I don’t want to give anyone the impression that I (or Robert Fogelson) thinks that the threat of nuclear war in the 1950s was anything but a minor footnote in the history of American decentralization, but this bit from Fogelson’s Downtown (I finally finished! – review forthcoming) caught my eye:
The belief that the central business district had outlived its usefulness was heightened by the growing fear of atomic warfare. Less than a year after the United States obliterated Hiroshima and Nagasaki, some Americans were wondering whether the modern city as doomed. As early as 1948 Tracy B. Augur, past president of the American Institute of Planners, declared that the only defense against atomic weapons was dispersal. “We cannot afford not to disperse our cities,” he said. “If we delay too long,” he warned, “we may wake up some morning and find that we haven’t any country, that is, if we wake up at all that morning.” Although some skeptics argued that dispersal would be impractical and ineffective, Augur and others made a strong impression on many Americans, even many who had a substantial stake in the well-being of the central business district.

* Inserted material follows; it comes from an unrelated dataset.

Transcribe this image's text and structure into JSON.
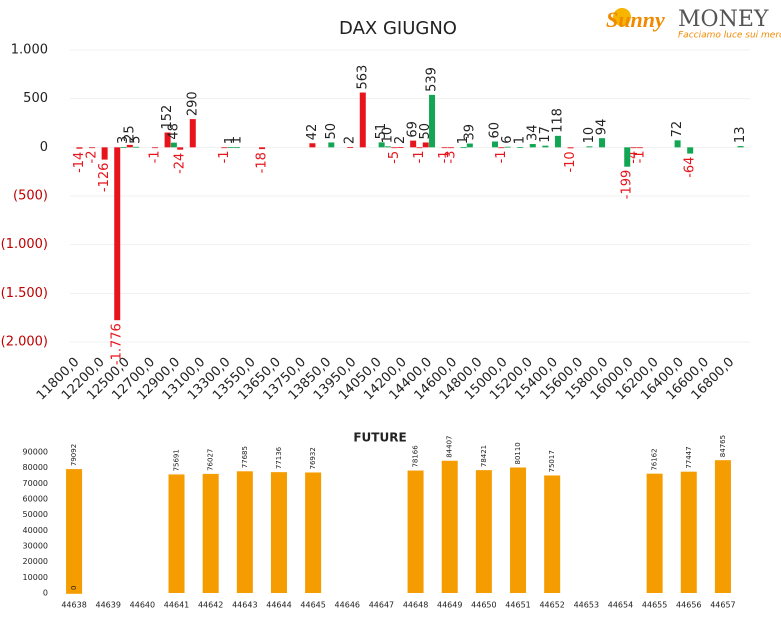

A good example is Albert D. Hutzler, president of Hutzler Brothers, Baltimore’s leading department store. Asked at the 1948 Businessmen’s Conference on Urban Problems, a conference sponsored by the U.S. Chamber of Commerce, “Isn’t decentralization inevitable? Aren’t we wasting money and energy in trying to delay it?” he replied:
If you would have asked me that a few years ago, I would have been extremely hot in saying it was not inevitable. I would have been tremendously strong in saying that our best course was redevelopment, spending all the money necessary for it. However, I have wavered a little bit since the atomic bomb. I am quite serious. I wonder whether, from a military standpoint, it might be better to save this money to develop additional subsidiary sections and to let the central business district remain fairly stationary.
This immediately reminded me of James Kunstler’s widely-cited op-ed in Planitzen less than a week after 9/11:
We are convinced that the age of skyscrapers is at an end. It must now be considered an experimental building typology that has failed. Who will ever again feel safe and comfortable working 110 storeys above the ground? Or sixty storeys? Or even twenty-seven? We predict that no new megatowers will be built, and existing ones are destined to be dismantled. This will lead to a radical transformation of city centers – which, however, would be an immensely positive step towards improving the quality of urban life. The only megatowers left standing a century hence may be in those third-world countries who so avidly imported the bric-a-brac of the industrialized world without realizing the damage they were inflicting on their cities. This essay looks at criticisms of tall buildings, while offering some practical solutions.
Kunstler’s prediction was, of course, totally self-serving – even before 9/11 his New Urbanist movement preferred short buildings.
And I’m not quite sure how this ties in with everything else, but I should note that al-Qaeda seems to have an irrational obsession with airplanes and tall buildings (and thank god for that!). As many have noted, Islamic terrorism would be a lot more terrifying to Americans if they opened fire on random people at random suburban malls and big-box stores. Not to mention that it would be a whole lot easier to pull off than some complicated airborne plot.